Arclath shook his head, smiling at her in obvious admiration.

“Stop mooning over me and hand me that crystal ball,” Rune snapped. “And don’t drop it.”

Arclath put it into her hands with exaggerated care. “You’ve used one before, of course?” he asked, as gently as any deferential servant.

“You know I haven’t,” she flared. “Stop trying to be helpful and-and eat some radishes!”

And she set the sphere-gods, but it was heavy, far heavier than she’d expected-on the table on its swaddling cloth that she tugged into a ring around it.

That did nothing at all to stop the crystal rolling. The hand-carved and well-worn tabletop was a little less than level. She put out a hand to pin the sphere in place, but sighed.
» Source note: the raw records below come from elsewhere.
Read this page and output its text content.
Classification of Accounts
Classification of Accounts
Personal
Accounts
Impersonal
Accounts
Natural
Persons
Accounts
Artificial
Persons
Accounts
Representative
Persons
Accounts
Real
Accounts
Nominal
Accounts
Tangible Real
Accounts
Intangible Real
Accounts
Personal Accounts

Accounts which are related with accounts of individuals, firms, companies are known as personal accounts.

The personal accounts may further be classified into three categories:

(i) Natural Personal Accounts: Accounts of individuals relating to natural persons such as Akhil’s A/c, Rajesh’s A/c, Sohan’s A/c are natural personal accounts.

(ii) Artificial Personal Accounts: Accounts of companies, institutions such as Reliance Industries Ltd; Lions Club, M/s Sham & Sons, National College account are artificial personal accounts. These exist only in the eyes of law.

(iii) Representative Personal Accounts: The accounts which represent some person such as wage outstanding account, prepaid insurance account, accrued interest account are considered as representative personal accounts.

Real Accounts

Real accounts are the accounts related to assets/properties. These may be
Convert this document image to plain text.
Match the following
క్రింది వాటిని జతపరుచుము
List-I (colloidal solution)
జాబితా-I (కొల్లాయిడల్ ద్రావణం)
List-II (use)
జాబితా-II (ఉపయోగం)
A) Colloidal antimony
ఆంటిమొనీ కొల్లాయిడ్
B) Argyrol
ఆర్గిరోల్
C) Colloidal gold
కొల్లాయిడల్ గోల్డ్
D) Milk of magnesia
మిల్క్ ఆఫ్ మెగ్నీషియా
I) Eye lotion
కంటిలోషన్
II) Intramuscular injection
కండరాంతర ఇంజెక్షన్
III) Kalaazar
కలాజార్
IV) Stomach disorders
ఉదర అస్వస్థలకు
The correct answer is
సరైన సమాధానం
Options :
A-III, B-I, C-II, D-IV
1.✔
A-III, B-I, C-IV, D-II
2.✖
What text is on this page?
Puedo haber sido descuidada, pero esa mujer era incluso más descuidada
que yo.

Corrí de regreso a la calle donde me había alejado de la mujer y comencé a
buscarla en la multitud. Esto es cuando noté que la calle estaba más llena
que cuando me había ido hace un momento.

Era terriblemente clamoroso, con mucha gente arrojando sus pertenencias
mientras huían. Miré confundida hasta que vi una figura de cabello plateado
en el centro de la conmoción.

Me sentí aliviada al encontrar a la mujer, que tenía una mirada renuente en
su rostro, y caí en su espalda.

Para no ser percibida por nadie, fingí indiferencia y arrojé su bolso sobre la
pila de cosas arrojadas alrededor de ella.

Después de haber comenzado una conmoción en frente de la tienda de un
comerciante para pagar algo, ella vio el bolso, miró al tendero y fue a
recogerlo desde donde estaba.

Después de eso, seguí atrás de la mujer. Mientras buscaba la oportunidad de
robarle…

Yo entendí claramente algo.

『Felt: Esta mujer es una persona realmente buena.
She couldn’t use it while holding it, could she?

Without a word, Arclath reached into the box, brought out a thick slab of wood with a bowl-shaped depression sculpted into it, and set the sphere into this rest that had obviously been made for it.

Amarune thanked him with a grimace, flung her arms wide to clear her head, and leaned forward to peer into the empty, colorless depths of the crystal.

Not empty, no, there was something there after all … stirring …

She had to focus on people-well, Storm, of course-or places. That is, memorable fixtures that sat in one spot unmoving, like trees. The problem with people, she half remembered something Elminster had mentioned in passing, was that they moved, and had thoughts of their own, and so were hard to “settle on.”

So it was with Storm. To call to her to mind was to see Rune’s own memories, of Storm turning to smile, Storm speaking sharply, Storm looking impish as her hair reared up like a snake about to strike, Storm … Rune sighed. She could call Storm to mind vividly enough, but her parade of memories did nothing at all to the crystal.

So, then, places, or rather, things in places. That distinctive rotten stump, the one the size of a large oval dining table that Arclath had scrambled over to …

She could remember it, all right, and something stirred in the crystal, its heart going milk white, but then her sharpening concentration veered, as if she was on a racing horse that decided on its own to turn sharply to the right.

Well, then, that sapling she’d put her hand on, to catch her breath, after … no, the same thing was happening. Veering to the left this time, mind, but …

Something was blocking her.

Oh.

The mythal.

Of course.

So, focus on something outside the mythal. Downdragon Tor.

And the milky hue in the depths of the crystal spun, winked, flashed, and Rune was seeing the same view she and Arclath had enjoyed upon their arrival there. Just like that.